It’s nice to know that stone walls are increasingly being retained within subdivision designs, rather than obliterated as being in the way.  In this quick post, I relay (with permission) a particularly eloquent paragraph by Randall Arendt, from a chapter titled “Protecting Natural and Historic Resources through Conservation Design” within his 2009 book Envisioning Better Communities.  I have boldfaced words and phrases that are particularly critical to the mission of the Stone Wall Initiative.

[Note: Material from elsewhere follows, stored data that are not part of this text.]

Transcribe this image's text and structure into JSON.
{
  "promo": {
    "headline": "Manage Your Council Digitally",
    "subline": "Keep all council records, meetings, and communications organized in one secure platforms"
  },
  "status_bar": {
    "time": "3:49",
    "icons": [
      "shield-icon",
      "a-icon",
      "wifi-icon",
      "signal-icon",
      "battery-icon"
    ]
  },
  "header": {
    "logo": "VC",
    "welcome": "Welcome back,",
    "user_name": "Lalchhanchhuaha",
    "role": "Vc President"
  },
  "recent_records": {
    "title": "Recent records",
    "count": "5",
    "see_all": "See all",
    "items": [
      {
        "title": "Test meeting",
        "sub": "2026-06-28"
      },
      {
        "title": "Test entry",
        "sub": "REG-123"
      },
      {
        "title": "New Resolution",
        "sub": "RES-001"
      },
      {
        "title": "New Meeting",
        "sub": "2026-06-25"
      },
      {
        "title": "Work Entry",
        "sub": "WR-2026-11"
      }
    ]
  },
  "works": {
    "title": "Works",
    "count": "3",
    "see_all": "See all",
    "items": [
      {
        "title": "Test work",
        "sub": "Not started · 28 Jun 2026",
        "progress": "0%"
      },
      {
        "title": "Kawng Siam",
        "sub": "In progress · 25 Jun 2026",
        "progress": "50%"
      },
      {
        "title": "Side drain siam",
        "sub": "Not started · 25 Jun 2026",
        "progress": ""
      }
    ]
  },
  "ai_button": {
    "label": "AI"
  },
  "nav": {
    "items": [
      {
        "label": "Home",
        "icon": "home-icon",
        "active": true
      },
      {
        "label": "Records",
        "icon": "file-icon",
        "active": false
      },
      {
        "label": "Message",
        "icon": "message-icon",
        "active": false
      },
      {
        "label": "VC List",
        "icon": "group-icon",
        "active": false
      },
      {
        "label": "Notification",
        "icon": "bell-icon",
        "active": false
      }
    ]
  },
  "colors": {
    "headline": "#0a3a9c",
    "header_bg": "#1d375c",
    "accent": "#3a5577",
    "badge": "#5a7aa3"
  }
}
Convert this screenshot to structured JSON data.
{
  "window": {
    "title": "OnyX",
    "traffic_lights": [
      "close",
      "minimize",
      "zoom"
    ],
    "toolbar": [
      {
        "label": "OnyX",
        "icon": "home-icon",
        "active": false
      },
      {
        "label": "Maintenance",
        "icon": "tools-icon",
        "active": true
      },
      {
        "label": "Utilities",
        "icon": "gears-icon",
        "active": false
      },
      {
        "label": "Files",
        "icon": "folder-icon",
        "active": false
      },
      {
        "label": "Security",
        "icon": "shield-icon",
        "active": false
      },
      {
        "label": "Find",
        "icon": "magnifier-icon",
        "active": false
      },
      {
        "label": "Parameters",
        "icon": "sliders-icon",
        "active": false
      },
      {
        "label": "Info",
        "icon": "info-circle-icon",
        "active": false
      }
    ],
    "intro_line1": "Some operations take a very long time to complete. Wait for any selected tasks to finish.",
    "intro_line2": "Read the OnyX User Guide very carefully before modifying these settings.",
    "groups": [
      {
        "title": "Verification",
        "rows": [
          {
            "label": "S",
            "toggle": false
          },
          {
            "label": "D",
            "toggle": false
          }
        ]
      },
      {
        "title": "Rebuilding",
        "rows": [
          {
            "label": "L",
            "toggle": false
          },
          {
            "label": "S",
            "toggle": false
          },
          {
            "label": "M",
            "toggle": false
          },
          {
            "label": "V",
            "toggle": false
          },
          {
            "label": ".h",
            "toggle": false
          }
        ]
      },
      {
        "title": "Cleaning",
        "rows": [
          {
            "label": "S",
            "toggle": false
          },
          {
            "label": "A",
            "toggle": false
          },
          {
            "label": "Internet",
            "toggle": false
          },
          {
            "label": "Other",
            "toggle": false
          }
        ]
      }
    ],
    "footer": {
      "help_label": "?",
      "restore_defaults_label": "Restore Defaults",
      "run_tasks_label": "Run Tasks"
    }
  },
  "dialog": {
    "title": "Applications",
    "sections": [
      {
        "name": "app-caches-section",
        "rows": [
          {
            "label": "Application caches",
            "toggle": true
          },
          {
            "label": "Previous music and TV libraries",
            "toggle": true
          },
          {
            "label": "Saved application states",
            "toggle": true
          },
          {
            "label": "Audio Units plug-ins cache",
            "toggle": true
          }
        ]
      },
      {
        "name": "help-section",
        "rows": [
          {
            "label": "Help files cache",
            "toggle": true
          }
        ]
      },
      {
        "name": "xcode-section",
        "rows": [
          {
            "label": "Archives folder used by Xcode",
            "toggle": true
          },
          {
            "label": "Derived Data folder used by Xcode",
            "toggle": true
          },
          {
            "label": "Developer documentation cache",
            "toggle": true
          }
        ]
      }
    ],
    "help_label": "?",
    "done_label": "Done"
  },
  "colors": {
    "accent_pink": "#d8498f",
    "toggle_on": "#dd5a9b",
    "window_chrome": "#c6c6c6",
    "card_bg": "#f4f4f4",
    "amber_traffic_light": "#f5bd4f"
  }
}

A wide variety of site features involve historical uses, including farmhouses, barns, country lanes, stone walls, wells, cellarholes, hedgerows, etc. Incorporating them into site design can add significant interest value to the neighborhood, improving marketing possibilities and enhancing the quality of life of residents in the development and the surrounding community. From long experience, I can say that designing around stone walls and hedgerows (or fencerows) is not difficult to do when one is given flexibility in lot size, lot width, and street geometry. All too often these features are blithely ignored by site planners who either have not walked the property to locate them, or who demonstrate no care or reverence for these artifacts from earlier eras. (Quoting Daniel Webster: “The man who feels no sentiment or veneration for the memory of his forefathers is himself unworthy of kindred regard or remembrance.”) To the extent that these value-adding aspects of the property are not retained, when it is relatively easy to do so, site designers are not serving either their clients or the community very well…

The pair of his drawings above show: to the left, a subdivision layout conserving and highlighting the historic features; and to the right, a traditional layout where lot size is maximized at the expense of the historic landscape.  Which would you rather live in?